Notably, the new bulletin singles out as likely no longer excludable stockholder resolutions “squarely raising human capital management issues with a broad societal impact” and proposals that “request companies adopt timeframes or targets to address climate change.”
That these ESG driven topics are highlighted for special treatment is not surprising given current societal priorities, effectuated by the SEC putting proposals in front of shareholders for a vote at an annual meeting that have broad societal impact versus focus on the issue’s relevance to a particular public company.”
The SEC’s two Republican commissioners, Hester Peirce and Elad Roisman, criticized the guidance as being the “flavor of the day regulatory approach” reflecting the politics of the then current Administration, and while that may be correct many business leaders have articulated the larger matter is environmentally conscious stockholders, often owning only a handful of shares, driving corporate action, often action not concerned about the financial interest of stockholders, including that stakeholder ESG will drive much needed increases in wages and also higher energy costs.
Make no mistake, this quietly issued government agency bulletin is a major public policy change. In recent years, hundreds of companies have come to the SEC staff seeking no-action letters with respect to shareholder proposals looking to micromanage the company in violation of the “ordinary business” and “economic relevance” exceptions or unlikely to garner the necessary votes at an annual meeting.

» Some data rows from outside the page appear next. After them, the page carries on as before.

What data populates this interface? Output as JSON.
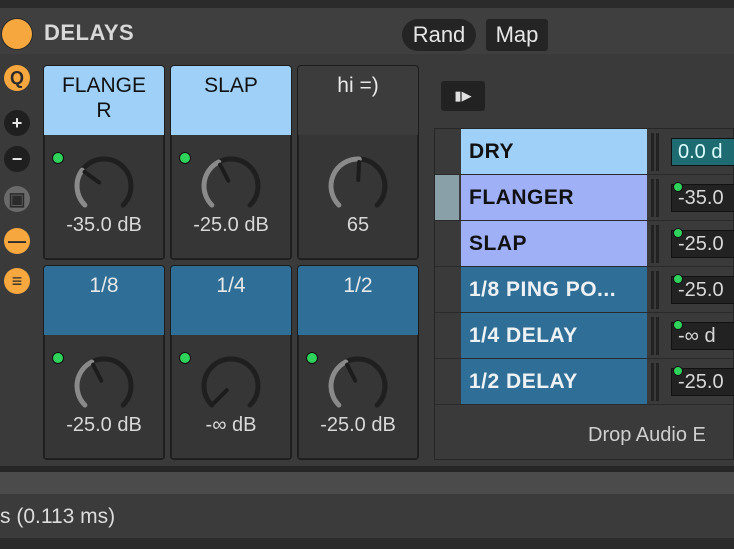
{
  "header": {
    "title": "DELAYS",
    "rand_label": "Rand",
    "map_label": "Map"
  },
  "left_icons": [
    {
      "name": "hot-swap-icon",
      "glyph": "Q"
    },
    {
      "name": "add-icon",
      "glyph": "+"
    },
    {
      "name": "remove-icon",
      "glyph": "−"
    },
    {
      "name": "camera-icon",
      "glyph": "▣"
    },
    {
      "name": "macro-variations-icon",
      "glyph": "—"
    },
    {
      "name": "list-icon",
      "glyph": "≡"
    }
  ],
  "macros": [
    {
      "label": "FLANGE\nR",
      "value": "-35.0 dB",
      "color": "#9fd0f7",
      "led": true,
      "level": 0.3
    },
    {
      "label": "SLAP",
      "value": "-25.0 dB",
      "color": "#9fd0f7",
      "led": true,
      "level": 0.4
    },
    {
      "label": "hi =)",
      "value": "65",
      "color": "#3c3c3c",
      "led": false,
      "level": 0.51
    },
    {
      "label": "1/8",
      "value": "-25.0 dB",
      "color": "#2f6f97",
      "led": true,
      "level": 0.4
    },
    {
      "label": "1/4",
      "value": "-∞ dB",
      "color": "#2f6f97",
      "led": true,
      "level": 0.0
    },
    {
      "label": "1/2",
      "value": "-25.0 dB",
      "color": "#2f6f97",
      "led": true,
      "level": 0.4
    }
  ],
  "chain": {
    "rows": [
      {
        "name": "DRY",
        "volume": "0.0 d",
        "color": "#9fd0f7",
        "selected": false,
        "vol_accent": true,
        "led": false
      },
      {
        "name": "FLANGER",
        "volume": "-35.0",
        "color": "#9fb0f7",
        "selected": true,
        "vol_accent": false,
        "led": true
      },
      {
        "name": "SLAP",
        "volume": "-25.0",
        "color": "#9fb0f7",
        "selected": false,
        "vol_accent": false,
        "led": true
      },
      {
        "name": "1/8 PING PO...",
        "volume": "-25.0",
        "color": "#2f6f97",
        "selected": false,
        "vol_accent": false,
        "led": true
      },
      {
        "name": "1/4 DELAY",
        "volume": "-∞ d",
        "color": "#2f6f97",
        "selected": false,
        "vol_accent": false,
        "led": true
      },
      {
        "name": "1/2 DELAY",
        "volume": "-25.0",
        "color": "#2f6f97",
        "selected": false,
        "vol_accent": false,
        "led": true
      }
    ],
    "drop_text": "Drop Audio E"
  },
  "status": {
    "text": "s (0.113 ms)"
  },
  "colors": {
    "accent_orange": "#f6a83f",
    "led_green": "#2fd25a",
    "light_blue": "#9fd0f7",
    "dark_blue": "#2f6f97"
  }
}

Moreover, in the short term this change comes about just as the 120 day deadlines (before the anniversary date of the company’s proxy statement for the previous year’s annual meeting) for shareholder proposals are approaching and many suggest will portend a very activist year.

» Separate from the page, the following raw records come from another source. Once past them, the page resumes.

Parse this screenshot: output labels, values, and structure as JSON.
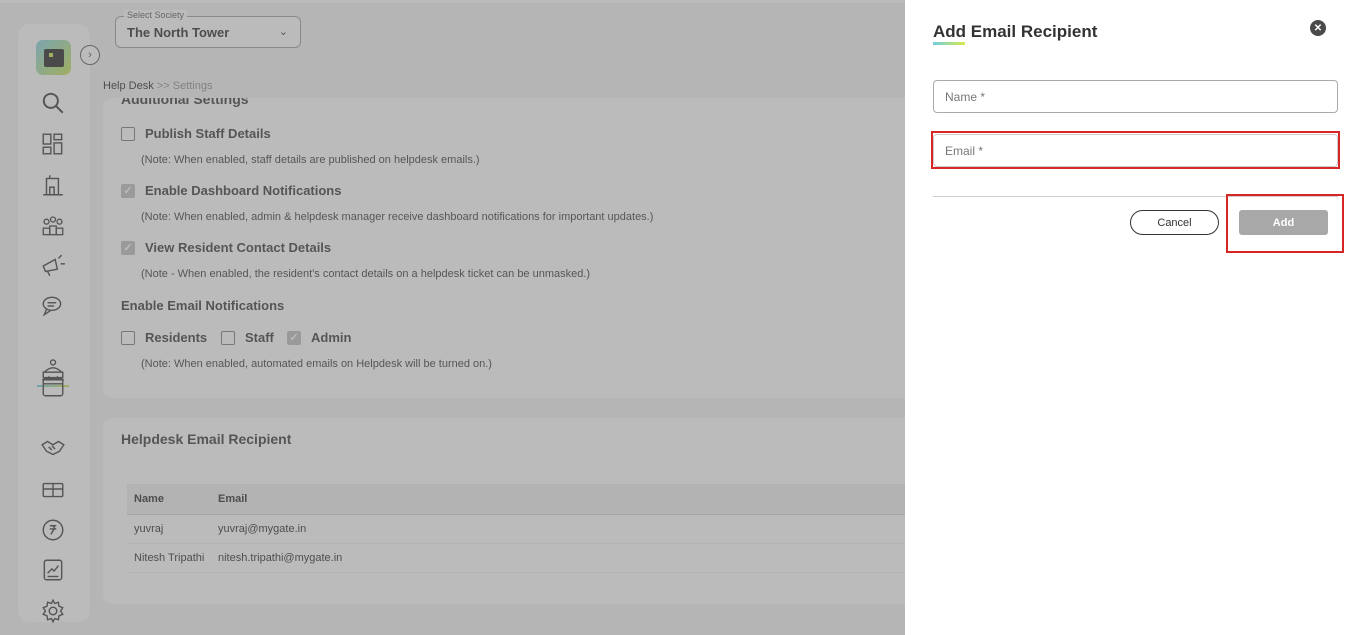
{
  "header": {
    "society_label": "Select Society",
    "society_value": "The North Tower",
    "breadcrumb_root": "Help Desk",
    "breadcrumb_sep": ">>",
    "breadcrumb_current": "Settings"
  },
  "sidebar": {
    "icons": [
      "search-icon",
      "dashboard-icon",
      "building-icon",
      "community-icon",
      "announcement-icon",
      "chat-icon",
      "helpdesk-icon",
      "calendar-icon",
      "handshake-icon",
      "amenity-icon",
      "rupee-icon",
      "reports-icon",
      "settings-icon"
    ],
    "active": "helpdesk-icon",
    "accent": "#6ed0e0"
  },
  "settings": {
    "section_title_clipped": "Additional Settings",
    "publish_staff": {
      "label": "Publish Staff Details",
      "checked": false,
      "note": "(Note: When enabled, staff details are published on helpdesk emails.)"
    },
    "dashboard_notif": {
      "label": "Enable Dashboard Notifications",
      "checked": true,
      "note": "(Note: When enabled, admin & helpdesk manager receive dashboard notifications for important updates.)"
    },
    "resident_contact": {
      "label": "View Resident Contact Details",
      "checked": true,
      "note": "(Note - When enabled, the resident's contact details on a helpdesk ticket can be unmasked.)"
    },
    "email_notif_title": "Enable Email Notifications",
    "email_notif_options": [
      {
        "label": "Residents",
        "checked": false
      },
      {
        "label": "Staff",
        "checked": false
      },
      {
        "label": "Admin",
        "checked": true
      }
    ],
    "email_notif_note": "(Note: When enabled, automated emails on Helpdesk will be turned on.)"
  },
  "recipients": {
    "title": "Helpdesk Email Recipient",
    "columns": [
      "Name",
      "Email"
    ],
    "rows": [
      [
        "yuvraj",
        "yuvraj@mygate.in"
      ],
      [
        "Nitesh Tripathi",
        "nitesh.tripathi@mygate.in"
      ]
    ]
  },
  "drawer": {
    "title": "Add Email Recipient",
    "name_placeholder": "Name *",
    "email_placeholder": "Email *",
    "cancel_label": "Cancel",
    "add_label": "Add",
    "highlight_color": "#d72626"
  }
}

Our attorneys have for years worked with public companies on how to respond to shareholder environmental proposals including successfully advising clients on the environmental issue de rigueur in 2019, nurdles (.. you may have thought a nurdle was a cricket term for a score by deflecting the ball rather than striking it, but a nurdle is also a small, lentil size, pellet of plastic that serves as raw material in the manufacture of plastic products).
Not surprisingly, matters of whether failure to bring a particular stockholder proposal to the floor at a company annual meeting will constitute a violation of federal securities laws, swing as a pendulum does back and forth from presidential administration to administration, and with this new guidance ESG concerns can be expected to dominate shareholder submissions this year. But, there remains a legitimate question if this a good way to run a business? And maybe the greater calamity is this almost certainly not a good way to make ESG public policy?
It is beyond dispute that the consequences of this SEC bulletin will be that attorneys have more work this year, not less, for public companies advising how to respond to shareholder ESG proposals.